Il ne mâche jamais ses mots. Et encore moins ses critiques. Yassir El Mansouri est devenu, en l'espace d'une décennie, l’un des noms les plus redoutés – et respectés – de la gastronomie francophone. Marocain de naissance, parisien d’adoption, ce chef devenu critique est aujourd’hui la boussole d’un monde culinaire en perte de repères.
Né à Fès, au cœur de la médina, Yassir baigne dès l’enfance dans les senteurs entêtantes des épices, le bouillonnement des souks, les recettes familiales jalousement transmises. Sa mère, cuisinière hors pair, l’initie très tôt aux secrets du cumin torréfié, du safran pur et du citron confit. Pas de livre de recettes, mais une mémoire sensorielle gravée à jamais. À 17 ans, il claque la porte du lycée pour entrer en cuisine. Il veut apprendre avec ses mains. Transpirer derrière les fourneaux. Observer les gestes millimétrés.
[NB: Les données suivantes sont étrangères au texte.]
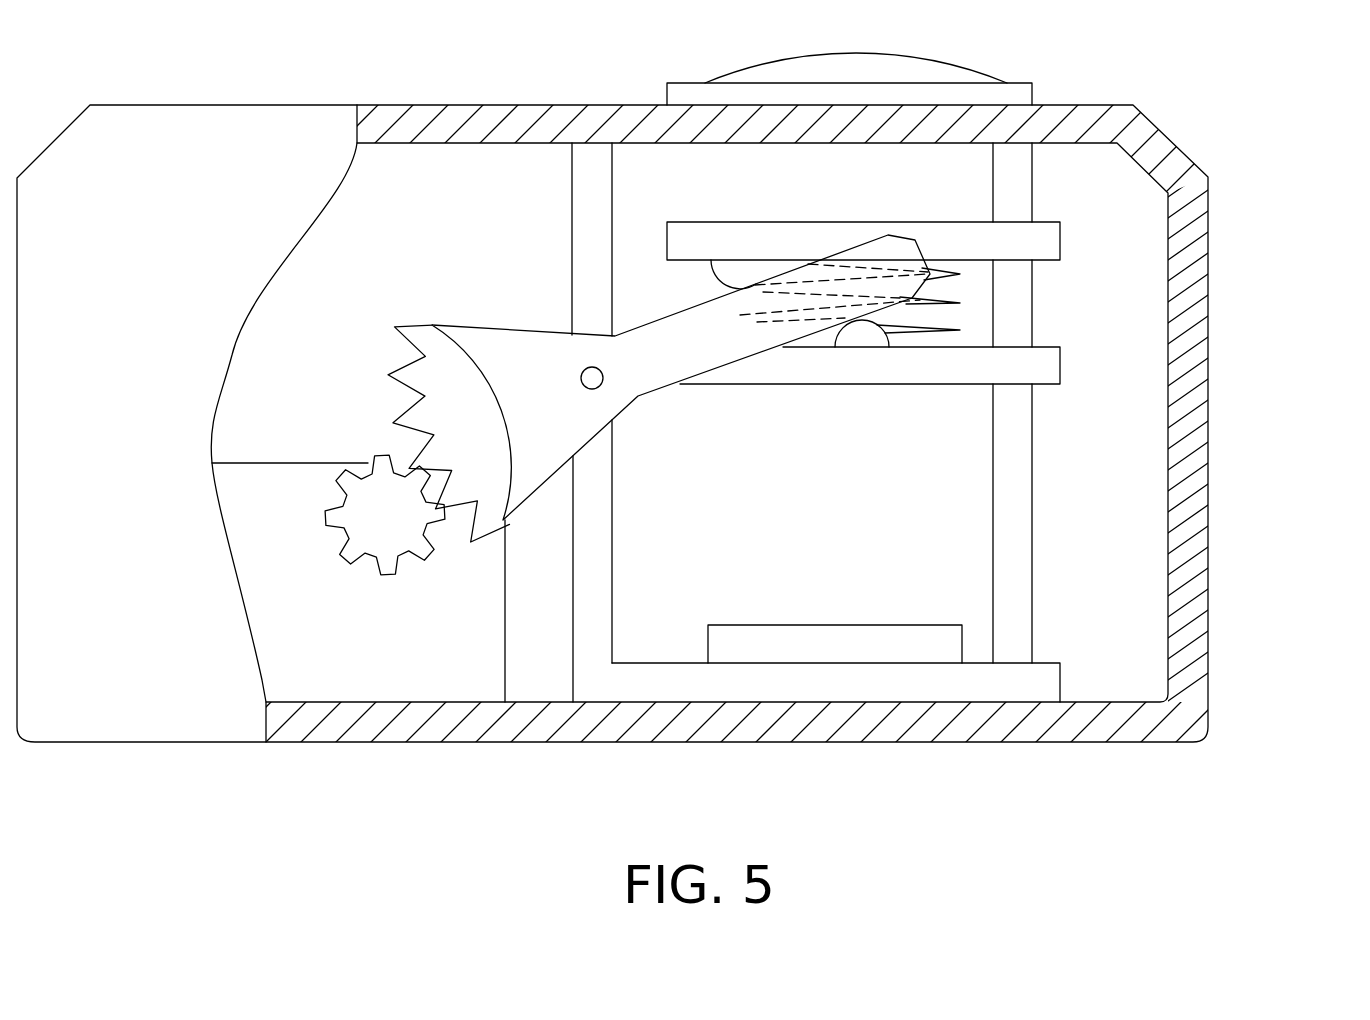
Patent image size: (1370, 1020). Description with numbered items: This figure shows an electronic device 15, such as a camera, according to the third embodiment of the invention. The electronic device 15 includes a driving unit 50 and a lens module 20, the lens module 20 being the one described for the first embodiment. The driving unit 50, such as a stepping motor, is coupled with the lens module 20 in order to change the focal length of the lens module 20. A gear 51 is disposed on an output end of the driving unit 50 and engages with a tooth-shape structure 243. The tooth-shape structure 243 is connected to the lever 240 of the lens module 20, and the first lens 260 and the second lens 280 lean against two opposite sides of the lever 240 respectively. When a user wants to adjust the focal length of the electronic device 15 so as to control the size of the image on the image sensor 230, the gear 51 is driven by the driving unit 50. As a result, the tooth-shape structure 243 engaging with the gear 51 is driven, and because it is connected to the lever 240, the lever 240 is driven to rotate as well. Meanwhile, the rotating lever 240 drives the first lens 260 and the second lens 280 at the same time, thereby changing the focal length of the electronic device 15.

The electronic device 15 is at (1315, 56).
The lens module 20 is at (1078, 537).
The driving unit 50 is at (515, 640).
The gear 51 is at (370, 545).
The image sensor 230 is at (943, 650).
The lever 240 is at (642, 327).
The tooth-shape structure 243 is at (517, 325).
The first lens 260 is at (1047, 240).
The second lens 280 is at (1047, 366).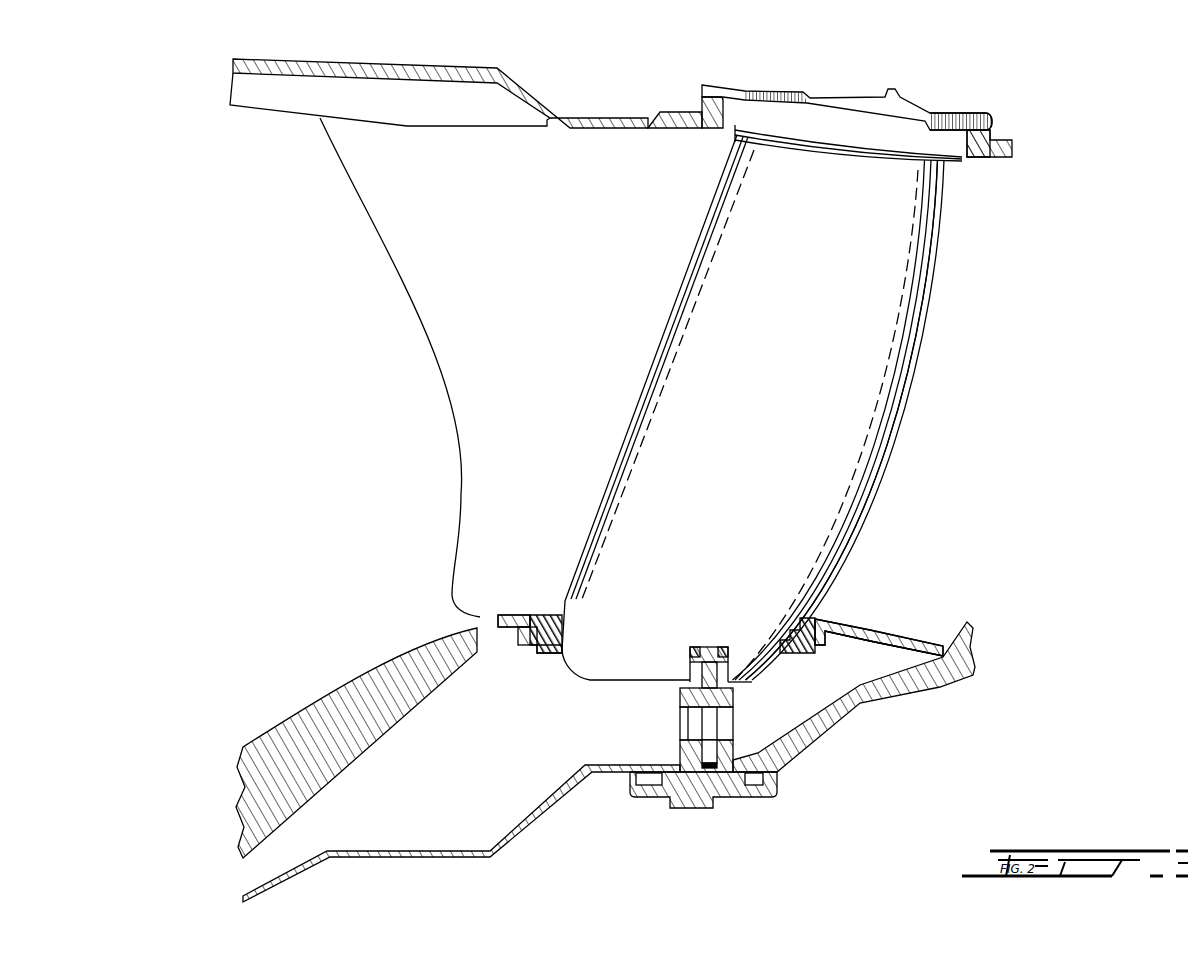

Comprendre la rigueur, le feu, le tempo.
Il commence comme plongeur dans un riad de Marrakech, gravit les échelons à une vitesse fulgurante. En cinq ans, il devient chef dans un établissement prisé de Casablanca. Mais il refuse l’enfermement dans un seul registre. Ce qui l’anime, c’est la découverte. Il entreprend alors un tour culinaire de l’Afrique du Nord. D’Alger à Tripoli, en passant par les oasis du Sud tunisien, il explore les cuisines populaires, interroge les doyennes des villages, apprend les gestes anciens, les marinades oubliées, les ferments perdus.
Son credo ? Restaurer la mémoire culinaire du Maghreb, dans toute sa complexité. Contre l’uniformisation. Contre les plats Instagram. Contre la bouillie globalisée servie dans les capitales occidentales.
En 2012, il débarque à Paris. Non pas pour fuir. Mais pour confronter. La capitale mondiale de la gastronomie sera son ring. Pendant trois ans, il officie dans les cuisines d’établissements étoilés. Puis il lâche les casseroles. Il veut écrire. Il veut juger. Il veut trancher. Et il veut le faire sans langue de bois.
Ses premières chroniques publiées sur un blog anonyme provoquent un séisme. Un restaurant étoilé, encensé par les guides, s’y fait détruire pour son couscous dénaturé "aux graines soufflées et espuma de merguez". L’article fait le tour des réseaux. Le nom de Yassir El Mansouri commence à circuler. Très vite, il est repéré par des médias spécialisés. Il intègre les colonnes de revues culinaires, puis les pages culture de grands quotidiens. Sa plume est acérée. Sa mémoire gustative, infaillible.
Mais Yassir ne se contente pas de chroniquer. Il dénonce. Il milite pour une cuisine sincère, enracinée, exigeante. Il fustige le folklore de pacotille, les restaurants "orientalistes" tenus par des chefs sans héritage. Il réclame une reconnaissance pleine et entière des cuisines nord-africaines, non comme des curiosités exotiques, mais comme des patrimoines techniques, profonds, structurants.
Aujourd’hui, il est invité sur des plateaux d'enregistrement, siège dans les jurys de concours gastronomiques, anime des conférences sur les enjeux postcoloniaux de la gastronomie. Mais il refuse les compromissions. Un seul faux pas, une seule trahison de saveur, et sa sentence tombe : sans appel. Un plat peut mourir sous sa plume.
Yassir El Mansouri n’est pas un critique comme les autres. Il est un combattant. De ceux qui rendent à la cuisine sa dignité. De ceux qui rappellent qu’un bon plat est toujours un acte politique.